"O God! Ellen," cried the old man, placing the light upon a side-table, "tell me that it is not true—say but one word, to assure me that you are the pure and spotless girl I have always deemed you to be!"

"Father!" exclaimed the young lady, a horrible feeling taking possession of her, "why do you ask me that question?"

"Because a fearful suspicion racks my brain," answered the old man; "and I could not retire to rest until I knew the truth—be that truth what it may."

"My dear father—you alarm me cruelly!" said Ellen, her cheeks at one moment suffused with blushes, and then varying to ashy whiteness.

"In one word, Ellen," exclaimed the old man, "what is the meaning of that letter?"

And the almost distracted father threw the surgeon's note upon the bed.

In an instant Ellen remembered that she had left it behind her in the room where she was seated with her father when she received it.

Joining her hands in a paroxysm of the most acute mental agony, she burst into tears, crying wildly, "Forgive me! forgive me—my dear, dear father!
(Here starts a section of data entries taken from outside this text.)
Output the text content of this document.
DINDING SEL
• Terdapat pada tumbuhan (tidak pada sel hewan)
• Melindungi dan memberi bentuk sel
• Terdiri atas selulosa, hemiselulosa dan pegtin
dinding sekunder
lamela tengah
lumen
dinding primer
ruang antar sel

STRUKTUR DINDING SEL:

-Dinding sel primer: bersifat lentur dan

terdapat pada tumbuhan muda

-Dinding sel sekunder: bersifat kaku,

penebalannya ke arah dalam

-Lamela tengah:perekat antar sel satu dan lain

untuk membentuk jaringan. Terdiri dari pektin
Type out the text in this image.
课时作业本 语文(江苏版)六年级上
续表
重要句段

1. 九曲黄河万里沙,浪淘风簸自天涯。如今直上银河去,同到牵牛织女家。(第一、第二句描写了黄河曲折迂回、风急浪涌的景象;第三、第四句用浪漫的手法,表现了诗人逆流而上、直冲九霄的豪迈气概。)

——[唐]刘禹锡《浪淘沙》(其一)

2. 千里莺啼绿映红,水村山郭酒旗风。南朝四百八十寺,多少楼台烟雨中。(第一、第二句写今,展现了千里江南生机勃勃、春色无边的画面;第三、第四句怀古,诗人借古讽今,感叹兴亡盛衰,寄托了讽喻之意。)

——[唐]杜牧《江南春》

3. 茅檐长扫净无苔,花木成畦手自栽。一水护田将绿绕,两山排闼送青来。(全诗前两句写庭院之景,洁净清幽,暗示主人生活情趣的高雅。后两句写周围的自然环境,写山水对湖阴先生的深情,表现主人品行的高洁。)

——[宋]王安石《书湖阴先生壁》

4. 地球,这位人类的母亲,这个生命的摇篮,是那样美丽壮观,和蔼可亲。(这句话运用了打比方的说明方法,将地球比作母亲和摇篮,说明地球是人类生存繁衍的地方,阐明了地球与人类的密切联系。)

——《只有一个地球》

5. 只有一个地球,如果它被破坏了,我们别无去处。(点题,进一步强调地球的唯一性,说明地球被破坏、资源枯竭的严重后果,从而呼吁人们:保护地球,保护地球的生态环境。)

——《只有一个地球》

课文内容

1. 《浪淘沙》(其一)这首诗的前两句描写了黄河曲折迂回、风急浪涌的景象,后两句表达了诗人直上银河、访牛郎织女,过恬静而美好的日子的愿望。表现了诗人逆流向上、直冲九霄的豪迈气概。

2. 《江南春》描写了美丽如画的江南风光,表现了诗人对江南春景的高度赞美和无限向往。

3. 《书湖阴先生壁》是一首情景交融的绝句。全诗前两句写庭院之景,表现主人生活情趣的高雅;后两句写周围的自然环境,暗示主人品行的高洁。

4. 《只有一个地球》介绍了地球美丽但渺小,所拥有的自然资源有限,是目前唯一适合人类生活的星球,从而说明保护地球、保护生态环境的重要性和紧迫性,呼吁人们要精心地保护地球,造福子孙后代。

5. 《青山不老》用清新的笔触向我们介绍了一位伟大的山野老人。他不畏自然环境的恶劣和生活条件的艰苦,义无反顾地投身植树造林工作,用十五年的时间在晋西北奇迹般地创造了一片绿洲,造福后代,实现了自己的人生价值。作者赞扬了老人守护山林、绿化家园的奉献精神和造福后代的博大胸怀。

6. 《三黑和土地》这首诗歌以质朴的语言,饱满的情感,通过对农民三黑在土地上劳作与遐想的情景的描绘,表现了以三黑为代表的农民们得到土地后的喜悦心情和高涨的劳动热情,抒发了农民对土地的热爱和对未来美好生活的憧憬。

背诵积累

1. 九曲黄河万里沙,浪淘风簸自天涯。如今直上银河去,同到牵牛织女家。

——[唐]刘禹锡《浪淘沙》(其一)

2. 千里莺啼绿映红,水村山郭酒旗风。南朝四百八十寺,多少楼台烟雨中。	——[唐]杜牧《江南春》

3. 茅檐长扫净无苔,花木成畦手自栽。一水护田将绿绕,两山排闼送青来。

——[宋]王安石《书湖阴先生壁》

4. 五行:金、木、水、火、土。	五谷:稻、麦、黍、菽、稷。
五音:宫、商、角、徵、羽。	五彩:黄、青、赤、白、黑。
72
Do not curse your wretched—wretched daughter!"

And then she bowed her head upon her bosom, and seemed to await her parent's reply in a state of mind which no pen can describe.

For some moments Mr. Monroe maintained a profound silence: but the quivering of his lip, and the working of the veins upon his forehead betrayed the terrible nature of the conflict of feelings which was taking place within his breast.